Не думала она и о том, кто, с какими целями и на какие деньги издал эту антиправительственную брошюру. Почему власть Саудовской Аравии, где один из принцев получил в Великобритании пожизненное за убийство своего слуги – гомосексуального партнера, почему-то не клеймится как греховная и продажная, и никто не требует ее свержения. О том, что в Пакистане людей столько же, сколько и в России, даже больше – а вот пахотной земли меньше в двадцать пять раз. Она просто была женщиной, нашедшей своего мужчину…
И сейчас, лежа рядом с Лечей и ощущая его тепло, она вдруг задала вопрос, который сама от себя не ожидала.
– А как принять мусульманство?
Лечи какое-то время молчал. Потом сонно переспросил:
– Ты серьезно?
– Вполне, – сказала Алена с тем же чувством, с которым она шагнула бы в холодную воду. – Нужно… креститься, да?
Лечи улыбнулся.
– Нет, ничего такого не нужно. Это очень просто: чтобы принять ислам, нужно всего лишь дважды сказать по-арабски «Нет Бога, кроме Аллаха, и Мохаммед Пророк его». И все – ты уже мусульманка.
– И все?
– Все.
Алена задумалась. Как-то это было… неправильно. В ее понимании принятие новой религии должно было быть сакральным и торжественным актом, исполняемым на людях и с помощью других людей. Как крещение или… свадьба.
– А… не нужно сходить в мечеть… поклясться…
– Нет, не нужно.
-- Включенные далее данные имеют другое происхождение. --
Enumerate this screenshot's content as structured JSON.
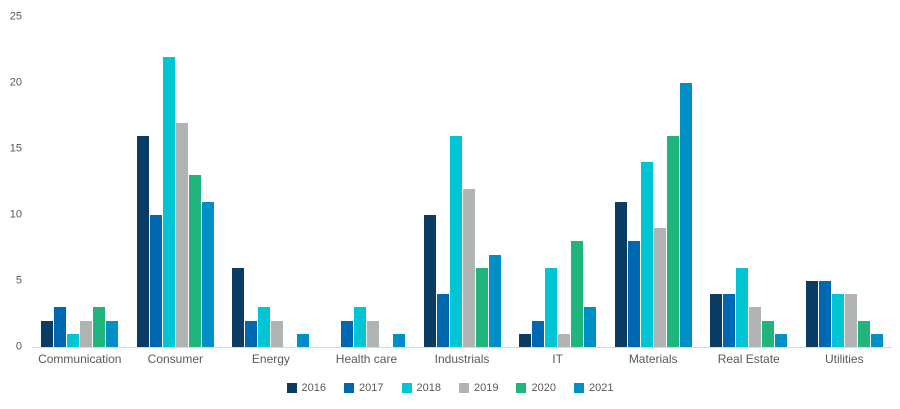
{
  "chart_data": {
    "type": "bar",
    "categories": [
      "Communication",
      "Consumer",
      "Energy",
      "Health care",
      "Industrials",
      "IT",
      "Materials",
      "Real Estate",
      "Utilities"
    ],
    "series": [
      {
        "name": "2016",
        "color": "#0b3c63",
        "values": [
          2,
          16,
          6,
          0,
          10,
          1,
          11,
          4,
          5
        ]
      },
      {
        "name": "2017",
        "color": "#0067b1",
        "values": [
          3,
          10,
          2,
          2,
          4,
          2,
          8,
          4,
          5
        ]
      },
      {
        "name": "2018",
        "color": "#00c5d4",
        "values": [
          1,
          22,
          3,
          3,
          16,
          6,
          14,
          6,
          4
        ]
      },
      {
        "name": "2019",
        "color": "#b1b4b4",
        "values": [
          2,
          17,
          2,
          2,
          12,
          1,
          9,
          3,
          4
        ]
      },
      {
        "name": "2020",
        "color": "#1fb57d",
        "values": [
          3,
          13,
          0,
          0,
          6,
          8,
          16,
          2,
          2
        ]
      },
      {
        "name": "2021",
        "color": "#0090c6",
        "values": [
          2,
          11,
          1,
          1,
          7,
          3,
          20,
          1,
          1
        ]
      }
    ],
    "title": "",
    "xlabel": "",
    "ylabel": "",
    "ylim": [
      0,
      25
    ],
    "yticks": [
      0,
      5,
      10,
      15,
      20,
      25
    ],
    "grid": false,
    "legend_position": "bottom",
    "axis_line_color": "#d9d9d9",
    "text_color": "#595959"
  }
}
Человек принимает ислам в душе и приносит клятвы Аллаху. То, что происходит с ним в этот момент, – только между ним и Аллахом.
– То есть… я могу принять ислам прямо сейчас?
– Нет, сейчас не нужно, – Лечи окончательно проснулся. – Почему ты спрашиваешь это у меня? Ты хочешь принять ислам?
– Я… хочу быть ближе… к тебе.
– Мы и так близки. Для этого не нужно становиться мусульманкой.
– Но… ты мусульманин… для тебя то, что мы делаем, грех…
– Аллах простит, если обратиться к нему с мольбой от чистого сердца.
Про себя Лечи подумал, что для моджахеда, вышедшего на пути Аллаха, простятся любые грехи.